It is said that there is an application for everything on the Apple iPhone. So what about an app to make you a holier Jew?
Well, now there is.
From America comes the mitzvah app - which is set to take the community by storm. The Orthodox world, which has traditionally been suspicious of digital technology, is embracing this development, although there is a minority that feels that the new app will herald a Big Brother culture in Judaism.
When the system is fully up and running, strategically placed sensors will enable the mitzvah app automatically to recognise when you have entered a synagogue, a Jewish community centre, nursing home or Jewish communal building, and will award points accordingly.
For example, attending weekday shacharit or minchah at your local synagogue will score top points. Other high scores can be gained by attending institutions of Jewish learning and even Jewish cemeteries.
The app, which is set to get the full backing of both the United Synagogue and the Federation of Synagogues, will, say its designers, encourage congregants to live as devout a life as possible, with points redeemable against synagogue membership or burial society fees - a kind of burial miles system.

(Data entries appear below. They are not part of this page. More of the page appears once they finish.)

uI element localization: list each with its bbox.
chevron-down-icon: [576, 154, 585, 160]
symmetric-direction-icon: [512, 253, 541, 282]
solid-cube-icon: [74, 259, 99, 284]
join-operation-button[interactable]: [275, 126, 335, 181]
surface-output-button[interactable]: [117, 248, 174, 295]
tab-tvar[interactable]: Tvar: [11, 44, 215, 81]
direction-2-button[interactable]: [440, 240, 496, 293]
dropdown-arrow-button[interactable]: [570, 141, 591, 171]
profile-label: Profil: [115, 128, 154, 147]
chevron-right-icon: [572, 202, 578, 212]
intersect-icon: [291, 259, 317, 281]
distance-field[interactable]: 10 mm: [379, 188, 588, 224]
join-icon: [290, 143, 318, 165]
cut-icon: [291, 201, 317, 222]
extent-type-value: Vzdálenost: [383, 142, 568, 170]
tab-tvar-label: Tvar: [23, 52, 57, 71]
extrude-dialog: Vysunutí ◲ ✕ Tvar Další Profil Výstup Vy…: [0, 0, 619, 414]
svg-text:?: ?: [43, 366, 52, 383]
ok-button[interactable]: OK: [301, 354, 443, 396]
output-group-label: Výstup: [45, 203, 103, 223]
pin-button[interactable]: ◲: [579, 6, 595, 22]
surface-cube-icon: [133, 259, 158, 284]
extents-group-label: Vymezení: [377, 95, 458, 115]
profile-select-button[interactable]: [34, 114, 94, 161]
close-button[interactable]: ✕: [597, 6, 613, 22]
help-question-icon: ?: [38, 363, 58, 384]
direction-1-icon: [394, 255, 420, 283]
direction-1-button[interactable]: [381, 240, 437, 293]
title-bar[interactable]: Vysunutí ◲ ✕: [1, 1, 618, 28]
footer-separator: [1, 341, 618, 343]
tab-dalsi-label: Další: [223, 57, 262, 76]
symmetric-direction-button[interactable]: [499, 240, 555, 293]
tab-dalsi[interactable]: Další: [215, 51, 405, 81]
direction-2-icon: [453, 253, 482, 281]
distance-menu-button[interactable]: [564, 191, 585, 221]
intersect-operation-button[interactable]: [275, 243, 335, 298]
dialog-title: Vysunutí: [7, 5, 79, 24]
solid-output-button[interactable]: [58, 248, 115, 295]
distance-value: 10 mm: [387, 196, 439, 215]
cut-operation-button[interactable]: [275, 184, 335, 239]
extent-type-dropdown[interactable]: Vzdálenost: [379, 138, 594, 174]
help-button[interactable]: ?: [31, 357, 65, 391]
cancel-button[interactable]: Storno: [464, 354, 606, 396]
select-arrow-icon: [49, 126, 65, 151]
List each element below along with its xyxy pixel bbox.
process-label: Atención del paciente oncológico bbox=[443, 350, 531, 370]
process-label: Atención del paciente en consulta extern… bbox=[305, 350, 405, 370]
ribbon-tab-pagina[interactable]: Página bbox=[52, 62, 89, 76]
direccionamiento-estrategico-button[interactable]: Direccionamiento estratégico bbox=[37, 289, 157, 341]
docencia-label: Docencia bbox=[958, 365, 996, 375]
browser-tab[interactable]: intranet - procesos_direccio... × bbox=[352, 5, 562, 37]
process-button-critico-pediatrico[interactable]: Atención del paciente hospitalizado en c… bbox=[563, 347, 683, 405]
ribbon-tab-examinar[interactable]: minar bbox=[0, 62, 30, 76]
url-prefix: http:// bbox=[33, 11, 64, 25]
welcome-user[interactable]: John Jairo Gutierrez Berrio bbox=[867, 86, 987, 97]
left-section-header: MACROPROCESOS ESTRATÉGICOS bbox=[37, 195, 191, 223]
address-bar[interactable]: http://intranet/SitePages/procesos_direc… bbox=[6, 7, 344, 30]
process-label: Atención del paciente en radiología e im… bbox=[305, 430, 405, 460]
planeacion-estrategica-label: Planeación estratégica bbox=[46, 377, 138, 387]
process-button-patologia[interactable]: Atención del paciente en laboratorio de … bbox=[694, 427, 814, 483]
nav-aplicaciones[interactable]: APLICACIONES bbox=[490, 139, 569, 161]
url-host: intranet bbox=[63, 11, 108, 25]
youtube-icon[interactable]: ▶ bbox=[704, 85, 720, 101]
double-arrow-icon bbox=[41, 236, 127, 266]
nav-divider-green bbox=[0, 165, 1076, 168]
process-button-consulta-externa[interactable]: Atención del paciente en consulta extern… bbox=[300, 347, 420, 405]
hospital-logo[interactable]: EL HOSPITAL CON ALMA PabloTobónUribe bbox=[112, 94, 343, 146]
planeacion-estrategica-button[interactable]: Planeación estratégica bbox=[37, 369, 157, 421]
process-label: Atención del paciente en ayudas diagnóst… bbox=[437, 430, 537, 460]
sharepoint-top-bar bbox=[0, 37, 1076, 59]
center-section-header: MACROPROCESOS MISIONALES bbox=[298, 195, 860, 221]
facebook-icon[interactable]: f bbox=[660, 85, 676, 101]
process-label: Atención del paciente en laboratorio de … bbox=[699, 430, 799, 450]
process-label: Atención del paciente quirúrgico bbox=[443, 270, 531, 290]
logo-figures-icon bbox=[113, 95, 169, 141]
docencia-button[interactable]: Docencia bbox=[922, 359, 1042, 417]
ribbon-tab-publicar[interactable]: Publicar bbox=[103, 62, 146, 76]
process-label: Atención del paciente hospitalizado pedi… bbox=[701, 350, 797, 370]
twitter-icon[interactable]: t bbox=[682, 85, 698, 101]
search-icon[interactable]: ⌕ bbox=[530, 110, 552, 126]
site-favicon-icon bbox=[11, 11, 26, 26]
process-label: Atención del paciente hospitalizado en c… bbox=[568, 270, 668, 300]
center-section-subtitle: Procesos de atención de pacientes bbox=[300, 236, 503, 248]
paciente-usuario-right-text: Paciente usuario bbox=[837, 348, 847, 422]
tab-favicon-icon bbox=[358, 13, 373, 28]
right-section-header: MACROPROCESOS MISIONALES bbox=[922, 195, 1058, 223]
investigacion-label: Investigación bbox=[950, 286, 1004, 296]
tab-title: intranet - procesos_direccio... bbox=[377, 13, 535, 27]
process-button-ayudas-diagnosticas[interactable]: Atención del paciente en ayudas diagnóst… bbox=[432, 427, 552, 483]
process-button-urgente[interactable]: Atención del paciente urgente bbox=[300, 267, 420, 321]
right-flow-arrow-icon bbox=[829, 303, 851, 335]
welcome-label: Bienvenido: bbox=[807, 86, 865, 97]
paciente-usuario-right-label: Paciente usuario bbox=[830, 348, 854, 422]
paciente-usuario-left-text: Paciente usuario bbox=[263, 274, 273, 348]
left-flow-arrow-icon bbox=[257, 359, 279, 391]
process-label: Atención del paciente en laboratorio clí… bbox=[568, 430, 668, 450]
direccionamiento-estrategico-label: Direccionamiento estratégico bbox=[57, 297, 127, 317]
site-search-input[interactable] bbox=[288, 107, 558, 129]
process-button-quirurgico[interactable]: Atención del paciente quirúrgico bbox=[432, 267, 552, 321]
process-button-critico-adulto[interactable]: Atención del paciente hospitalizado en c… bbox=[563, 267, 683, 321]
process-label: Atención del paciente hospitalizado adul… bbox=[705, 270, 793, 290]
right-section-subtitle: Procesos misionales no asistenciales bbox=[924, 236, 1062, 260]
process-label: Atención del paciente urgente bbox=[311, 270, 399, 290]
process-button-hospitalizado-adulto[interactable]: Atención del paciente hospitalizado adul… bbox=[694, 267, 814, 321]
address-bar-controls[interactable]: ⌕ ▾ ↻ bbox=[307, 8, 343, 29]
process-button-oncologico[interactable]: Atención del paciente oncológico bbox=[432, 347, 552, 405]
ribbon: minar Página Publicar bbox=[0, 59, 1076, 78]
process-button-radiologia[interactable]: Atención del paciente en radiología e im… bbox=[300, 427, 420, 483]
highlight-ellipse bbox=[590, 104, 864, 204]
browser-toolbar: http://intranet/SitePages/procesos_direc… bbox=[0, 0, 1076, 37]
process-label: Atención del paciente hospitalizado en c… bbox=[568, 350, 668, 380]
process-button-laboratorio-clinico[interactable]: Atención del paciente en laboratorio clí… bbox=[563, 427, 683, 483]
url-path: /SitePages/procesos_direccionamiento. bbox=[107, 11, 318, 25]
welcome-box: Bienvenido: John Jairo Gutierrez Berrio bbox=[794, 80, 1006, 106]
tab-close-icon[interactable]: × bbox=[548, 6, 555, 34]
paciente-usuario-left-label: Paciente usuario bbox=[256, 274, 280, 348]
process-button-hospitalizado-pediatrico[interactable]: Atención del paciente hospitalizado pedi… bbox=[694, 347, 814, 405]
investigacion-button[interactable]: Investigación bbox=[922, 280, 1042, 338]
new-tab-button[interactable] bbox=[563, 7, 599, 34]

The app, which will be free to all synagogue members - and may eventually become compulsory - will also deduct points if sensors detect your presence at White Hart Lane, the Emirates Stadium, Brent Cross shopping centre or Manchester's Trafford Centre, on Shabbat. Anyone getting too close to the entrance of a McDonald's or Burger King restaurant should be careful too, as points will also be deducted here.
Controversially, the app will disable your iPhone if it is used on Shabbat - the only exception being 999 calls.
Civil liberties groups are worried that the app will constitute an invasion of privacy - a spy in the pocket of every Jew. Others have dismissed it as "Judaism by numbers".
However, Esther Tapuach of themitzvahapp.com, based in New Jersey, dismisses the concerns.
"If you are living a righteous life, you needn't be worried," he said. "In the shtetl your friends and neighbours would keep an eye on you to ensure you were living a kosher life. From now on your iPhone will be doing the same job."